Les détracteurs du projet rappellent que le Maroc est classé 130e selon l'indice mondial de développement humain et que de très nombreuses régions ne sont pas encore desservies par le rail «classique».

«Il faut comparer ce qui est comparable», rétorque-t-on à l'ONCF, qui fait valoir que le seul budget annuel de l'enseignement est de 52 milliards de dirhams (4,7 milliards d'euros).

L'ONCF souligne aussi que la ligne existante entre Tanger et Casablanca est arrivée à saturation. Elle mise sur une clientèle de six millions de passagers à l'horizon 2016 contre 3,5 millions actuellement. L'offre voyageurs, frêt et logistique a déjà doublé en dix ans, selon elle.
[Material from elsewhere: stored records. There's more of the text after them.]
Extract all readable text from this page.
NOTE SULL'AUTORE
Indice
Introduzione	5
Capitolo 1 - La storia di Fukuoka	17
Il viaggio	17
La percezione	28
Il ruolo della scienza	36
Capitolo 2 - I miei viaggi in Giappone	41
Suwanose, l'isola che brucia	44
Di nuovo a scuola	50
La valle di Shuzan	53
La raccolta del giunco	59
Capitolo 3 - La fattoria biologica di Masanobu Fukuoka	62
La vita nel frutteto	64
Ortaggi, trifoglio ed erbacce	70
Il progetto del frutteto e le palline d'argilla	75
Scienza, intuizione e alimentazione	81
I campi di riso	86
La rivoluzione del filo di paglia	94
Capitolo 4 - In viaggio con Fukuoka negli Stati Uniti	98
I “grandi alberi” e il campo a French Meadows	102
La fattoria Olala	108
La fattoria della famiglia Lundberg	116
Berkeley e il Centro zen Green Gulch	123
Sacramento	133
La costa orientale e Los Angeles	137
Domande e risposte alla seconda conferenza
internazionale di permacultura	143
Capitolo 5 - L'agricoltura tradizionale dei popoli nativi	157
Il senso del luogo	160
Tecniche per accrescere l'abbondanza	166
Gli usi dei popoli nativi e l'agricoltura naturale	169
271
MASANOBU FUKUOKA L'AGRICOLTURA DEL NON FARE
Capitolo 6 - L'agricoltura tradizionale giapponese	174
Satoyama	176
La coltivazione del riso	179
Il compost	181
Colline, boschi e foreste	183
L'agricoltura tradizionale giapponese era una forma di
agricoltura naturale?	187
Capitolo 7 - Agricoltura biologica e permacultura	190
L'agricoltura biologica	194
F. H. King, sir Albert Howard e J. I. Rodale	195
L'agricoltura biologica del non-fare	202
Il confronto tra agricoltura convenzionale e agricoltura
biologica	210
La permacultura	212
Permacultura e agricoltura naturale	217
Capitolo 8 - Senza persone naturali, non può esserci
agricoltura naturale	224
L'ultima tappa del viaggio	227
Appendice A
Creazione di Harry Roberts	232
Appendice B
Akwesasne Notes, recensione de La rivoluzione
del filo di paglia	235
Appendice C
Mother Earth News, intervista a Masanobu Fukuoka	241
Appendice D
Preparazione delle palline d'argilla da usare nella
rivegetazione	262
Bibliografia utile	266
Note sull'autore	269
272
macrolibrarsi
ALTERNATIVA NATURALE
Et surtout, «l'exploitation du TGV ne sera pas subventionnée».

«Nous avions le choix entre deux options : soit rectifier et doubler la ligne existante, soit faire une nouvelle ligne à grande vitesse», explique à l'AFP Mohamed Rabie Khlié, directeur général des chemins de fer marocains.

«Le coût, la différence entre les deux options, c'est 30%; et les retombées socio-économiques d'une ligne grande vitesse sont bien meilleures que pour une ligne classique», précise-t-il, en soulignant «les opportunités pour la croissance, et la création de richesse» ainsi que les avantages en «gain de temps» et pour la «sécurité routière».

C'est le français Alstom qui a obtenu, de gré à gré, le marché de construction des 14 rames du TGV. L'ensemble du projet est financé, sous forme de prêts, à hauteur de 60% par la France et des pays du Golfe.

Les détracteurs critiquent «l'absence de transparence» de cet accord avec Alstom, et la «préférence française» sans adjudication.

«Il n'y a pas eu de cadeaux (...) Il ne s'agit pas de projet clé en main», affirme-t-on côté marocain, précisant que l'offre française agrémentée d'un «prêt concessionnel s'est avérée la plus intéressante»; et que «le montant des prestations réservées aux entreprises françaises ne dépasse pas les 33%, sans oublier qu'une centaine d'entreprises européennes et asiatiques, et autant d'appels d'offres sont concernés par ce projet».

A l'horizon 2035, le Maroc - qui compte ainsi rejoindre le «club» des pays émergents adoptant le TGV - comptera au total 1500 km de lignes, qui s'ajouteront à un réseau autoroutier de 1800 km en 2015 (contre 1400 actuellement).